I wasn’t interested in that.
I then tried the new OpenOffice 3.0 and the PDF-plugin. Put the PDF as a background and did mail merge on top of that. No such luck. The new 64bit ubuntu computer with a dogpile of RAM just died.
And so I gave up. I printed 6.000, I then lined up the fields from my CSV and did a mail merge in OpenOffice, so I put the 6.000 printed pages and put them into the printer again. Of course, we now paid for 12.000 pages, and it took a long time.
And there we go again, 30.000 this time
Just when I had finally forgotten the whole thing. … Let’s do it again! Only this time, no cheating.
I found pdftk (why didn’t I last time!?). I think I found a way. So I started making fields on the PDF’s. Then using FDF’s to fill the fields automatically. Formfiller.

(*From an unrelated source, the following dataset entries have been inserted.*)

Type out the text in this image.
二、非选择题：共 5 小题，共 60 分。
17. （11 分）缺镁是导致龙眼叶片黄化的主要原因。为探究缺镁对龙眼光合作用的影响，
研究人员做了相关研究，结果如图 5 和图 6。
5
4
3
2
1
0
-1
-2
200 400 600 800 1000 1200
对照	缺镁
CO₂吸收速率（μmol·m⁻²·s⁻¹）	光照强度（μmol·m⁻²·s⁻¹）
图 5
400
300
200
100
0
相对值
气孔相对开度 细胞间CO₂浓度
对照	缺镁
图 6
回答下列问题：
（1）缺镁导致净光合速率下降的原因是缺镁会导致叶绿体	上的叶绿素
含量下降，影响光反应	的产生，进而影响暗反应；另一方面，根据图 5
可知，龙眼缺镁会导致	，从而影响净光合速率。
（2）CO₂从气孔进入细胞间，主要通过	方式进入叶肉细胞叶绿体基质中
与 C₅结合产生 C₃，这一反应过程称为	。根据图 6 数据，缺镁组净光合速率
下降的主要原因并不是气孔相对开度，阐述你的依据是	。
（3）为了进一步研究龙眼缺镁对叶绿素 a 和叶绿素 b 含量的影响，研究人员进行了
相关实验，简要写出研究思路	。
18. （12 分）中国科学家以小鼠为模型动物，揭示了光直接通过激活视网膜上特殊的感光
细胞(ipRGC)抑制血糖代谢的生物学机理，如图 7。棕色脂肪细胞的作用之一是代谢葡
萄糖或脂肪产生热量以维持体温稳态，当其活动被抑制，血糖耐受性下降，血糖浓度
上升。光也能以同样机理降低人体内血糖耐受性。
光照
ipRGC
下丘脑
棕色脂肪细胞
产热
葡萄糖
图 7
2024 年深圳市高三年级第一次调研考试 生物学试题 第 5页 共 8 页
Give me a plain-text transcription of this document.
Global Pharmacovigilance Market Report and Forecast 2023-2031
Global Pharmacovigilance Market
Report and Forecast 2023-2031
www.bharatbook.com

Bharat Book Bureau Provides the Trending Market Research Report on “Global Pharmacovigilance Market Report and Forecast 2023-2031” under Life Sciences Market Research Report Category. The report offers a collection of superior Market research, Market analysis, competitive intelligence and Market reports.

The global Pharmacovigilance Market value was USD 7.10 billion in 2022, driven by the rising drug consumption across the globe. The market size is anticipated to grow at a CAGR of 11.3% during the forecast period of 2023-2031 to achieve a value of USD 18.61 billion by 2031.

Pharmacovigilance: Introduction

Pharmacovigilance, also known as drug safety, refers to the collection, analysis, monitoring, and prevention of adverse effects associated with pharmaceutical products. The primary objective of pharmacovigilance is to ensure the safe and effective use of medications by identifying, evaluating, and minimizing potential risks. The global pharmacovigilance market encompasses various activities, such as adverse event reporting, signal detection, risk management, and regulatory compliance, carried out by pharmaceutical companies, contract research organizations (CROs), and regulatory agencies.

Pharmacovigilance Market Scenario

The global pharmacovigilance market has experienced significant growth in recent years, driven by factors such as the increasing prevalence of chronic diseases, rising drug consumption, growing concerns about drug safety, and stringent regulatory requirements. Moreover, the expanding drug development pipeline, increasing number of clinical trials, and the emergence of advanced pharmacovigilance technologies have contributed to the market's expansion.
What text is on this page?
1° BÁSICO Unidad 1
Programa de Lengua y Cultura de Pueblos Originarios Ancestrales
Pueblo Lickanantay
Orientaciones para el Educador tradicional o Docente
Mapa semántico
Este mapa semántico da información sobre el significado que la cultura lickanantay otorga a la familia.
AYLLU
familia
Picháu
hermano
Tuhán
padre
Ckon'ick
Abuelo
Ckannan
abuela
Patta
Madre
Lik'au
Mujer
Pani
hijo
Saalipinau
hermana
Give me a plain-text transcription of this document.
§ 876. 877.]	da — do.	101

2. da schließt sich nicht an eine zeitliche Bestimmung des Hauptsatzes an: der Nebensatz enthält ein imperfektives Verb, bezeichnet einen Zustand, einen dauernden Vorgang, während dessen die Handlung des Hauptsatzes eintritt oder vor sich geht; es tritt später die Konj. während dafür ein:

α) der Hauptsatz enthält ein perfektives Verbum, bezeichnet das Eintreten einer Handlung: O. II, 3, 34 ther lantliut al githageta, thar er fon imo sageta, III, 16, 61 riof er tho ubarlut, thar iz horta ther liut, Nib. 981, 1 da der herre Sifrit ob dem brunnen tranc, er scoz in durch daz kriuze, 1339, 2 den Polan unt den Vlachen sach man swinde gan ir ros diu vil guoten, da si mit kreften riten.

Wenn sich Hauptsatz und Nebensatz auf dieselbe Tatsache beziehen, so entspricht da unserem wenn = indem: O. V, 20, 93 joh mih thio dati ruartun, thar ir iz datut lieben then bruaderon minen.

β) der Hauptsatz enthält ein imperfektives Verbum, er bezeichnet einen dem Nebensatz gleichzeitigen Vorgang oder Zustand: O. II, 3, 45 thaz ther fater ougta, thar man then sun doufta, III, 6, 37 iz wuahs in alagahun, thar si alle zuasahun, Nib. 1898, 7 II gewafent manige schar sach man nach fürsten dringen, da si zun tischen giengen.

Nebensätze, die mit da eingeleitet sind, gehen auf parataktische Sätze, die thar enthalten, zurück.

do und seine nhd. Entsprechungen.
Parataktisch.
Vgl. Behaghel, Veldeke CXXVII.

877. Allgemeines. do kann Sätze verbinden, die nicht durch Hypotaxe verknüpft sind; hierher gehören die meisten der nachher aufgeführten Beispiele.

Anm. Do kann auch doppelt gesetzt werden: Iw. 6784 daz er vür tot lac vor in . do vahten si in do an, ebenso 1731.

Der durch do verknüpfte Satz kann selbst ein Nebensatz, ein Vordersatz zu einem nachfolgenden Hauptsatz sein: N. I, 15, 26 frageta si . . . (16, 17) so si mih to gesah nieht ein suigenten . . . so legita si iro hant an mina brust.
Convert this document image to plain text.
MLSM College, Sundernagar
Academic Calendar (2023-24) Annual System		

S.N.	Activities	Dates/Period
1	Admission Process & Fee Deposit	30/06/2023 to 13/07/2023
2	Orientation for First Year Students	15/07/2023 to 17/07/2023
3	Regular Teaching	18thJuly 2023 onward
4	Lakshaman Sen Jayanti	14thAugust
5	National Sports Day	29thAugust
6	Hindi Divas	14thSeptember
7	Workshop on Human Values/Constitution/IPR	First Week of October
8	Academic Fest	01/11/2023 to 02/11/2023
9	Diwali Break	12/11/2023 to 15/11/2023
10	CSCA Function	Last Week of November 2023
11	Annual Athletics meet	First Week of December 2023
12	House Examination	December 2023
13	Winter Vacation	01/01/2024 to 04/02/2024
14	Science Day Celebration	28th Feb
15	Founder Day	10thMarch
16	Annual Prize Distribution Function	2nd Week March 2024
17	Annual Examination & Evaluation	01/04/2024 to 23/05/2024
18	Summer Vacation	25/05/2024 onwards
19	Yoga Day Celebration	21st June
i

So, just it’s just to write a script to make 30.000 PDF-files!
PROBLEM: Each file is easily 2 MB. That’ll be 60.000 MB. No way. It’ll take forever. The printer won’t like it, the computer won’t like it, the network won’t like it. They’ll all hate it.
So, solution; pdftk + background
I had only been reading “relevant” parts of the pdftk manual. I only saw what I wanted to see, and that was not background.
The merging I’ve been looking for was right there. And so the years I spent on this problem were finished! Here’s the procedure:
- Use OpenOffice to mail merge all the names just like blank pages.
- Export as PDF.
You’ll get a big, blank document with names on each page.
- Open a terminal, and add the boat as a background to your 30.000 page PDF:
pdftk names.pdf background boat_background.pdf output out.pdf
And there you go. The sweet deal about this, is that the background is only saved once, and referenced on all the other pages. Nice, just like I wanted.
Update: I trimmed this blog post a bit. Also, in the end I wrote a python-program that creates the PDF-to-be-merged with reportlab and does the nice pdftk-trick in the end. It went from being a full-day job to taking about 2 minutes to do a 30.000 page merge.